Dans la filière des télécoms, cette concurrence a été si féroce et rapide qu’il n’a guère fallu attendre longtemps pour en ressentir les effets néfastes : dès 2012, tous les opérateurs ont annoncé des plans de licenciement – 856 suppressions d’emploi chez SFR, 566 chez Bouygues, le non-remplacement des départs à la retraite chez France Télécom, sans parler des conséquences subies par les équipementiers ou les centres d’appel. Dans un tel contexte, les acteurs sont-ils encore en mesure d’investir dans la recherche-développement et les technologies innovantes ?

Par ailleurs, les inégalités d’accès aux nouvelles technologies demeurent très fortes en France : ainsi, 75 % des cadres supérieurs disposent d’une connexion internet à domicile, contre seulement 24 % des ouvriers, 15 % des retraités et 13 % des non diplômés. Tout le monde n’a donc pas le même accès aux outils informatiques.

Le Gouvernement s’est récemment fixé l’objectif d’une couverture de 50 % du territoire en très haut débit d’ici à 2017 : comment améliorer la situation des 50 % non servis dans un délai acceptable ? Comment l’Autorité de la concurrence peut-elle assurer l’égalité d’accès des citoyens et des territoires à la technologie numérique ?

Enfin, comment qualifieriez-vous l’état de vos relations avec les opérateurs ? Le système actuel garantit-il véritablement l’indépendance des autorités régulatrices ? Le poids politique des opérateurs n’est-il pas supérieur au pouvoir juridique du régulateur, comme nous l’avons vu récemment lors de l’examen de la proposition du groupe écologiste relative aux ondes électromagnétiques ?

Mme Jeanine Dubié. Je vous remercie pour la clarté de vos exposés sur un sujet aussi ardu. Ce type d’audition nous permet de mesurer l’utilité et la fécondité de celles des autorités administratives indépendantes qui contribuent à la régulation de secteurs économiques complexes.

L’intitulé de cette audition nous paraît biaisé dans sa formulation, puisqu’il sous-entend, comme on le lit partout depuis plusieurs mois, que la concurrence serait l’amie du consommateur et l’ennemie de la filière. La question est en réalité plus complexe, comme l’ont illustré vos propos. La vague d’enthousiasme qu’a connue Free lors du lancement de son offre mobile mérite d’être saluée même si la qualité du service rendu laisse parfois à désirer. Restera à vérifier dans les prochains mois que le quatrième opérateur poursuit son développement conformément à ses engagements. Dans son avis, l’Autorité de la concurrence préconise de ne pas autoriser la prolongation du contrat d’itinérance d’Orange et de Free mobile au-delà de 2016 ou 2018, selon les zones concernées. De quels moyens disposez-vous pour vérifier si les investissements de Free mobile sont à la hauteur de ses engagements ?

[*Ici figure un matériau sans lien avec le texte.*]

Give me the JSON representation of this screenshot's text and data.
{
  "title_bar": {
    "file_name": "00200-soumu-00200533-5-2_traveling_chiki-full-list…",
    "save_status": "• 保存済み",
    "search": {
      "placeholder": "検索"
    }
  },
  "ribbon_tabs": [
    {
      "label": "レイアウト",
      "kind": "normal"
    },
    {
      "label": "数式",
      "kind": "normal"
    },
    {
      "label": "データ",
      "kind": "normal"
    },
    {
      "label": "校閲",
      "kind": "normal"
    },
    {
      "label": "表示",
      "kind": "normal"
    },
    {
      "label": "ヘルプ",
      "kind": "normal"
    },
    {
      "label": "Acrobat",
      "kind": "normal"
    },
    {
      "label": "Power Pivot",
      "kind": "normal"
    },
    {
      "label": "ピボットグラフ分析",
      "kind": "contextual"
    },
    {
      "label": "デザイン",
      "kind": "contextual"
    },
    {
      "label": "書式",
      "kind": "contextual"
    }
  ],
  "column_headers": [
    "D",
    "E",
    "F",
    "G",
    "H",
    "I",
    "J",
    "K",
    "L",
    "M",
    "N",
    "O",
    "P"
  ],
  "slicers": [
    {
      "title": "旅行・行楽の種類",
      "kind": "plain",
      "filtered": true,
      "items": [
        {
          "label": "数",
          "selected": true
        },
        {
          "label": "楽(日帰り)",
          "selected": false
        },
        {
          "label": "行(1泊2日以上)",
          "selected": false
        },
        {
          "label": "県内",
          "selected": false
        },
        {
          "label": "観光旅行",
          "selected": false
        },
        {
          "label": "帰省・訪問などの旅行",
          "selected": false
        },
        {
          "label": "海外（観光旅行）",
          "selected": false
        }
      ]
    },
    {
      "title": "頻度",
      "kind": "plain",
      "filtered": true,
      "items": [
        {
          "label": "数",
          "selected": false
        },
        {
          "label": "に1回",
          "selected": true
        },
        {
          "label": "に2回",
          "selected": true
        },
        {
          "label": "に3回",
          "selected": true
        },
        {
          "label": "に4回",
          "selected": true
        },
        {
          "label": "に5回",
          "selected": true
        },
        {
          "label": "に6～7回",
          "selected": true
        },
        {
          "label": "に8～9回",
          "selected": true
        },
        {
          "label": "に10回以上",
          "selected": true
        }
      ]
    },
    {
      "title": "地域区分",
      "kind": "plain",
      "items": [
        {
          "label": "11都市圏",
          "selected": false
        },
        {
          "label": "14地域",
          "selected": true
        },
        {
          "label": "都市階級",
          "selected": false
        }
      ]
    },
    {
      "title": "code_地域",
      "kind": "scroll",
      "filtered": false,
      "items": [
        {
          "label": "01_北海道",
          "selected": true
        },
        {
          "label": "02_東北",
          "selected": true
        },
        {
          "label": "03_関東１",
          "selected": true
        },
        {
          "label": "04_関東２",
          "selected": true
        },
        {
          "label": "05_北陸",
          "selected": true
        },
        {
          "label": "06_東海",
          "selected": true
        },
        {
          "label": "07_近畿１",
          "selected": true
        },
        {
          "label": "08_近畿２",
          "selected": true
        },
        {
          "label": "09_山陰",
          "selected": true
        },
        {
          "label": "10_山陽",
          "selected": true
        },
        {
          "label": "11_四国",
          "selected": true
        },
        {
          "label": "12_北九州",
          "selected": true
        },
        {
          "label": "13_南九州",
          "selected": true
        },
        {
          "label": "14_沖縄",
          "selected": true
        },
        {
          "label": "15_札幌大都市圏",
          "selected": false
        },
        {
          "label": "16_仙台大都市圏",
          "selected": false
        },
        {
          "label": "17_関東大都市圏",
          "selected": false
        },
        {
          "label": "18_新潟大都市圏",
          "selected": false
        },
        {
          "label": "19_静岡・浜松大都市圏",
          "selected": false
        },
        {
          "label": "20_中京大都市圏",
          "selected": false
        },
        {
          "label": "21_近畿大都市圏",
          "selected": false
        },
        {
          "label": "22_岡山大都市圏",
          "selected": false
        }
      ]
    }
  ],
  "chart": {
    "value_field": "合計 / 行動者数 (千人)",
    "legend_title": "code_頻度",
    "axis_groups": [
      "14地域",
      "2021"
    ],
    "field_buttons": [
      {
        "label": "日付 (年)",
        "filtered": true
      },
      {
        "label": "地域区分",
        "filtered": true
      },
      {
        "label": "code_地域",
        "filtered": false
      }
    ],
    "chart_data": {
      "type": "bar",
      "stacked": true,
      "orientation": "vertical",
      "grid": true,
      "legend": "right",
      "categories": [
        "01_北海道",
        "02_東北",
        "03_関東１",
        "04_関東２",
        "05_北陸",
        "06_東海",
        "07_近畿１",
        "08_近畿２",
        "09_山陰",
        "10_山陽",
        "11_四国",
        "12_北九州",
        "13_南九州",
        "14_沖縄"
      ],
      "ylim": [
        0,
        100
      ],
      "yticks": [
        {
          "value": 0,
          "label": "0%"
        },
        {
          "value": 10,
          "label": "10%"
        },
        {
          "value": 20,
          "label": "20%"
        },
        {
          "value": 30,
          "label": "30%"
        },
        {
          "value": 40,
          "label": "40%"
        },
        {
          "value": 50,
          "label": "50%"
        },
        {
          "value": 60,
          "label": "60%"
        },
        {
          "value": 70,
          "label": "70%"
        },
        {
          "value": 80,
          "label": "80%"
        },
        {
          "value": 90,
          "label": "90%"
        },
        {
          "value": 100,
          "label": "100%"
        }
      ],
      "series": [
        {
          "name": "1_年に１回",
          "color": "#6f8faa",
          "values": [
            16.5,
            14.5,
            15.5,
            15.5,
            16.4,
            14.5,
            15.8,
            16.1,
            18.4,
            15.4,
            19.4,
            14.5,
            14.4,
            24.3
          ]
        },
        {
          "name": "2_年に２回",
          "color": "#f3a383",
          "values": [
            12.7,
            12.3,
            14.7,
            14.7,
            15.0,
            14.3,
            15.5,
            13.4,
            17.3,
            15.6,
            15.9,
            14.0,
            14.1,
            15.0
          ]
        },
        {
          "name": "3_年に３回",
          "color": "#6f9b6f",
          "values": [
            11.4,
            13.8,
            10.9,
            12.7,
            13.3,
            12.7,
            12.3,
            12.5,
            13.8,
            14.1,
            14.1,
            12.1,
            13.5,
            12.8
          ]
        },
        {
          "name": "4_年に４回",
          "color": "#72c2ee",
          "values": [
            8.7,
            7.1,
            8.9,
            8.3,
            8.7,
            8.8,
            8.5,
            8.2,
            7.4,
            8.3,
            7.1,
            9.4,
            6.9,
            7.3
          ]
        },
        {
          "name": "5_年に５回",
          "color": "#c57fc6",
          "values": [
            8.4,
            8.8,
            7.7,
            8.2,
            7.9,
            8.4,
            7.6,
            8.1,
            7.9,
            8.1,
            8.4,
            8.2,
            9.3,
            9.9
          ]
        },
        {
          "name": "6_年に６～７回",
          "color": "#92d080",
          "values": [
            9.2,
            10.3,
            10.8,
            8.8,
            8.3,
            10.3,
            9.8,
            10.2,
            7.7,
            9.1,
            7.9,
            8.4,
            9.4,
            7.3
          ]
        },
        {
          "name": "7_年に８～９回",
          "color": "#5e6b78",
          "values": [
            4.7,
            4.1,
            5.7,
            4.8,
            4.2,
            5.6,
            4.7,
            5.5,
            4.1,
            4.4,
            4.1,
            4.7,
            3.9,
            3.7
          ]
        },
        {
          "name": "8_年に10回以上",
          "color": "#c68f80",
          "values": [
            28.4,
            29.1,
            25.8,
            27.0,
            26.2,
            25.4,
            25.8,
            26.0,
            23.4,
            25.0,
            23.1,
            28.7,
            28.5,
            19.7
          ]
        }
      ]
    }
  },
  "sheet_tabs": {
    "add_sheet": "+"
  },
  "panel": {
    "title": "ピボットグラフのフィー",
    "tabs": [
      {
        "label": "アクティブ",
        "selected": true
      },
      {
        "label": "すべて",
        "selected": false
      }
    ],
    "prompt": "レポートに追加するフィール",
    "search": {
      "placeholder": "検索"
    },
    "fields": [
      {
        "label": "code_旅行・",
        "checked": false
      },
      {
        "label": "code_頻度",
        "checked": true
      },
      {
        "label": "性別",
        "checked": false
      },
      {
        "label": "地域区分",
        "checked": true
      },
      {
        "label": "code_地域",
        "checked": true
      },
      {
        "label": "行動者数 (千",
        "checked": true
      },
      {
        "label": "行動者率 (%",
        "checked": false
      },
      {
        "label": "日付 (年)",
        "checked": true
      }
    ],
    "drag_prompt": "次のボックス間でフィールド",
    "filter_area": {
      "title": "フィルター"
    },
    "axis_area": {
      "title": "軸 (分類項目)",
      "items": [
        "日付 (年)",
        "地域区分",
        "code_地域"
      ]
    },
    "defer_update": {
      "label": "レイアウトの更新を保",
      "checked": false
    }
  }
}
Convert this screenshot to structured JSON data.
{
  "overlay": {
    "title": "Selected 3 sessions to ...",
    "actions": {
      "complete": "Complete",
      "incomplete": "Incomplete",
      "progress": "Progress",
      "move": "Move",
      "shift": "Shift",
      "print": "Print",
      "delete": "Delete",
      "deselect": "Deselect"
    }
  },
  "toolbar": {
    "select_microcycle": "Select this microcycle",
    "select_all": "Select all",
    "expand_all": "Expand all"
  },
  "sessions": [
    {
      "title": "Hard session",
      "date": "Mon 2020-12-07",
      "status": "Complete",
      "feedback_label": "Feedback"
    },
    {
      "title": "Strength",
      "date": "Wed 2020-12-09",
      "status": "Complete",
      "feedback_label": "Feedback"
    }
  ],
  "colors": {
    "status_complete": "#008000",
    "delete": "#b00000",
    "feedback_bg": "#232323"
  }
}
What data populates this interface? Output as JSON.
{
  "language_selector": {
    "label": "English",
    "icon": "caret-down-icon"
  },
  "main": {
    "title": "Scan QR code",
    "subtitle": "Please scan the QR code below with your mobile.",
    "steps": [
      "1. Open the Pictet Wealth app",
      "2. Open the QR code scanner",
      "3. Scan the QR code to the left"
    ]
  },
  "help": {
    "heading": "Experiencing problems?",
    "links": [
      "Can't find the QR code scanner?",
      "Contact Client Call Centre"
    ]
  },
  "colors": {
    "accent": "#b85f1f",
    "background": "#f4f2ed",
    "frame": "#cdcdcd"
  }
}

Il reste que certains craignent pour l’emploi et l’innovation dans la filière. Si la baisse des prix de la téléphonie mobile est incontestable, a-t-elle réellement dynamisé la demande et exercé un effet positif sur l’emploi dans les autres secteurs grâce au gain de pouvoir d’achat enregistré – comme nous l’enseigne la théorie économique ? Si c’est le cas, cela a probablement permis la création d’emplois sur d’autres continents, tandis que la filière subit de grosses turbulences en France : la concurrence induit en effet une instabilité et une réallocation des emplois entre les entreprises et les activités.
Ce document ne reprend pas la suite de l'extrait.